The limitations of our investigation should be addressed. In order to survey procedures used in laboratory testing of nine different EBF (listed in the Introduction), we designed a quite extensive questionnaire. Unfortunately, even such an extensive questionnaire enabled us to survey only selected preanalytical, analytical and postanalytical procedures of EBF laboratory testing. This has limited the comprehensiveness of obtained results. Additionally, due to low response rate, our results may not represent accurately all Croatian MBLs. Practices used in laboratory testing of EBFs most rarely analysed (synovial, amniotic fluid and sweat) were not presented nor analysed due low statistical strength. Likert scales are widely used in different fields for opinion measurement. However, their limitation is the possible response distortion resulting in central tendency, acquiescence and social desirability bias (31). These biases must be taken into consideration when interpreting results from Likert scale based surveys. Finally, data were self-reported and thus could not be verified independently.

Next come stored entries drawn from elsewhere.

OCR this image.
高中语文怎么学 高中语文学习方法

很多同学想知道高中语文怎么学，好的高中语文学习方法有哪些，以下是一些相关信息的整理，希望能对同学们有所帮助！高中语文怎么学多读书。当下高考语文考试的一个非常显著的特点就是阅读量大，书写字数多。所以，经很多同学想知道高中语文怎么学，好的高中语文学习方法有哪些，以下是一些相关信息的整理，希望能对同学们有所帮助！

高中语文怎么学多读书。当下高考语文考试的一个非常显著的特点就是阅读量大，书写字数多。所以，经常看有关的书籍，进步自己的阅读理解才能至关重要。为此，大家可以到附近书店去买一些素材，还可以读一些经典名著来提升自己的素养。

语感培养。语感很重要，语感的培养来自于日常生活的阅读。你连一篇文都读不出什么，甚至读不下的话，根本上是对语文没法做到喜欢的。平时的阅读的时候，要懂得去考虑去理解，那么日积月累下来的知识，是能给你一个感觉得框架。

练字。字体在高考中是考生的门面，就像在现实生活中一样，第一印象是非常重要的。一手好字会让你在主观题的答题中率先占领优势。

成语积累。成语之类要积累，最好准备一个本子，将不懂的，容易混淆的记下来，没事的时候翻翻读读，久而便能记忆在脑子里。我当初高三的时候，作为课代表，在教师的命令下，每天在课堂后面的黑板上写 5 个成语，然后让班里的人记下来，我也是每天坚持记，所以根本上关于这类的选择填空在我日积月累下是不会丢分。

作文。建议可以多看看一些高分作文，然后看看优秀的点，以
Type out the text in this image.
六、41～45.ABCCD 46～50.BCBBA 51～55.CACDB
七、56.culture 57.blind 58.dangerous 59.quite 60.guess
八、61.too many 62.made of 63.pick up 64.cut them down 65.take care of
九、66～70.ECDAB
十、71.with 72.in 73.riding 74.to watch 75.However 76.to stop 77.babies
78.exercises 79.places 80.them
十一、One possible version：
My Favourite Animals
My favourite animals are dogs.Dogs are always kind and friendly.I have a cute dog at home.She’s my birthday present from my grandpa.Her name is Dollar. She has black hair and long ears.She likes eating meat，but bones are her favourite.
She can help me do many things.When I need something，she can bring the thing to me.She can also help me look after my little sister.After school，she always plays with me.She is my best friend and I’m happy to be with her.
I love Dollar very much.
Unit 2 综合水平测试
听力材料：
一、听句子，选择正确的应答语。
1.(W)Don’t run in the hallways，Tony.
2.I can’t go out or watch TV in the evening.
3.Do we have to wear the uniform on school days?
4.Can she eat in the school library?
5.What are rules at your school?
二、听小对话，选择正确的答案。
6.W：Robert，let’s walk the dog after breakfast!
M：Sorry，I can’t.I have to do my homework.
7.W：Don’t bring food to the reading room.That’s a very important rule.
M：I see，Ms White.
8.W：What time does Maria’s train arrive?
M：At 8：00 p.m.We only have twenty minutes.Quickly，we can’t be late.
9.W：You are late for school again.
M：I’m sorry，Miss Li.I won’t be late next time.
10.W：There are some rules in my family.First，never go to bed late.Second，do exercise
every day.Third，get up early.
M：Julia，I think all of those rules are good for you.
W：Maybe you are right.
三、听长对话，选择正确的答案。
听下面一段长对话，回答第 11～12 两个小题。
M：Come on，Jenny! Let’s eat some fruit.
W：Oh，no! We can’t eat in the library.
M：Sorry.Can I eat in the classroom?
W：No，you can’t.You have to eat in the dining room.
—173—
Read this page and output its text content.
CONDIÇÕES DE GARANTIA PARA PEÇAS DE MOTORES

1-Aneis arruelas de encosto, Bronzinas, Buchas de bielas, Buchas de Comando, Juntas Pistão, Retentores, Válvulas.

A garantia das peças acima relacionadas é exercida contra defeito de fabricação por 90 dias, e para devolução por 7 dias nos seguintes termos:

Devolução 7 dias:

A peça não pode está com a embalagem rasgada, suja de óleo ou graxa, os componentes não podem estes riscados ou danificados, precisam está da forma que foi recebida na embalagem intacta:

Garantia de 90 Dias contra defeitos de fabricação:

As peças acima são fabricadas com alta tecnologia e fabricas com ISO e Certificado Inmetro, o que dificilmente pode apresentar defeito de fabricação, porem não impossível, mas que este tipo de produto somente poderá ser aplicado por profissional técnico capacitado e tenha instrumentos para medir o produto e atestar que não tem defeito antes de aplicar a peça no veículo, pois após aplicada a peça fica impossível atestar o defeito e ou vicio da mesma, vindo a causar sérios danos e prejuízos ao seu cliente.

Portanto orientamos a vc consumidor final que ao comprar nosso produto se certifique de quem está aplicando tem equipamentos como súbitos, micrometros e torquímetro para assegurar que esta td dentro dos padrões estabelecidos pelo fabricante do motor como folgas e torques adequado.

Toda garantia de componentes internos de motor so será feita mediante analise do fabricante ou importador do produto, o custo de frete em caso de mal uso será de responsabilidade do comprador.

In conclusion, our results confirm that procedures used in laboratory testing of EBF in Croatia are not harmonized. Deviations from desirable EBF laboratory testing procedures were detected in all segments of the EBF total testing process, but were found more pronounced for the following key aspects: quality control and/or proficiency testing, and interpretative commenting of EBF test results. Thus, generation of comprehensive recommendations related to EBF laboratory testing are urgently needed in Croatia. We believe that our results represent a step closer in achieving harmonization of these precious laboratory measurements in an effort to minimise misinterpretation and adverse patient outcomes.